スマホの位置情報と連動し、目的地のスーパーに近づくと、買おうと思って事前に登録した商品のメモが自動で通知される。実際に買った物の写真をスマホで撮影し、記録しておくことで、何を買ったのかを後で確認できる機能もある。現在は無料で利用可能だ。
メモを通知する機能は、アプリ運営会社の創業メンバー、福田勝彦さん(40)が当事者の買い物に同行し、「紙のメモだと、店に着いた時には書いたことを忘れて、何も買わずに帰ることがある」という声を聞いたことから生まれた。開発にあたっては、認知症の人や家族、専門職ら約150人に話を聞いたという。

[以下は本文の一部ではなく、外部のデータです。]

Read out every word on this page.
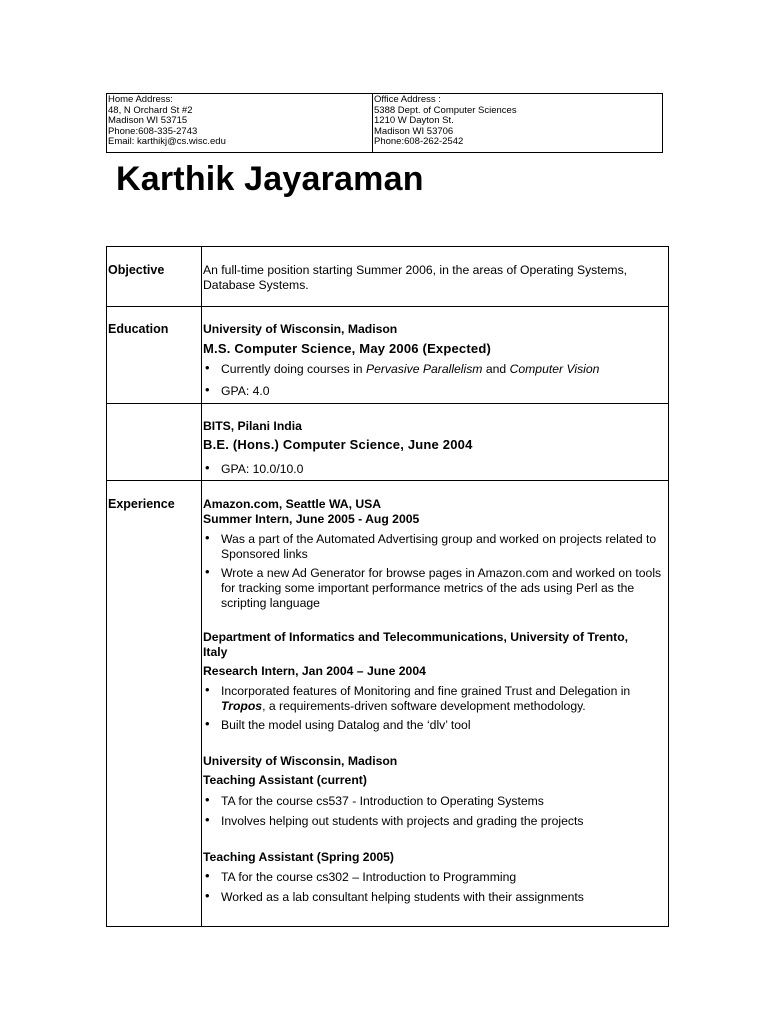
Home Address:
48, N Orchard St #2
Madison WI 53715
Phone:608-335-2743
Email: karthikj@cs.wisc.edu
Office Address :
5388 Dept. of Computer Sciences
1210 W Dayton St.
Madison WI 53706
Phone:608-262-2542
Karthik Jayaraman
Objective	An full-time position starting Summer 2006, in the areas of Operating Systems,
Database Systems.
Education	University of Wisconsin, Madison
M.S. Computer Science, May 2006 (Expected)
• Currently doing courses in Pervasive Parallelism and Computer Vision
• GPA: 4.0
BITS, Pilani India
B.E. (Hons.) Computer Science, June 2004
• GPA: 10.0/10.0
Experience Amazon.com, Seattle WA, USA
Summer Intern, June 2005 - Aug 2005
• Was a part of the Automated Advertising group and worked on projects related to
Sponsored links
• Wrote a new Ad Generator for browse pages in Amazon.com and worked on tools
for tracking some important performance metrics of the ads using Perl as the
scripting language
Department of Informatics and Telecommunications, University of Trento,
Italy
Research Intern, Jan 2004 – June 2004
• Incorporated features of Monitoring and fine grained Trust and Delegation in
Tropos, a requirements-driven software development methodology.
• Built the model using Datalog and the ‘dlv’ tool
University of Wisconsin, Madison
Teaching Assistant (current)
• TA for the course cs537 - Introduction to Operating Systems
• Involves helping out students with projects and grading the projects
Teaching Assistant (Spring 2005)
• TA for the course cs302 – Introduction to Programming
• Worked as a lab consultant helping students with their assignments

このアプリと連動して、お金の管理をサポートするカードも発行している。
チャージした金額の範囲内で買い物ができるプリペイドカードで、スーパーやコンビニなど、クレジットカード(マスターカード)で支払える場所で使える。
1日に使える金額を「3000円」などと設定することで、使いすぎを防止できる。使った分は、翌日に自動でチャージされる。
家族がアプリを使って代理でチャージすることや、いつ、どこで、いくら利用したかを把握して見守ることが可能。カードをなくした場合、遠隔操作で利用を止める機能もある。カードでの支払いに慣れる必要はあるが、金銭管理の不安を解消できる。
都内の女性(54)は、このカードを使い、岡山県で一人暮らしをする認知症の母親(90)を支える。以前は連絡を受けるたび、少額ずつ現金書留で郵送していた。
ヘルパーが同行して買い物をしているといい、「自分で食べたいものを選んで買うことは、母の生きる力になっている」と話す。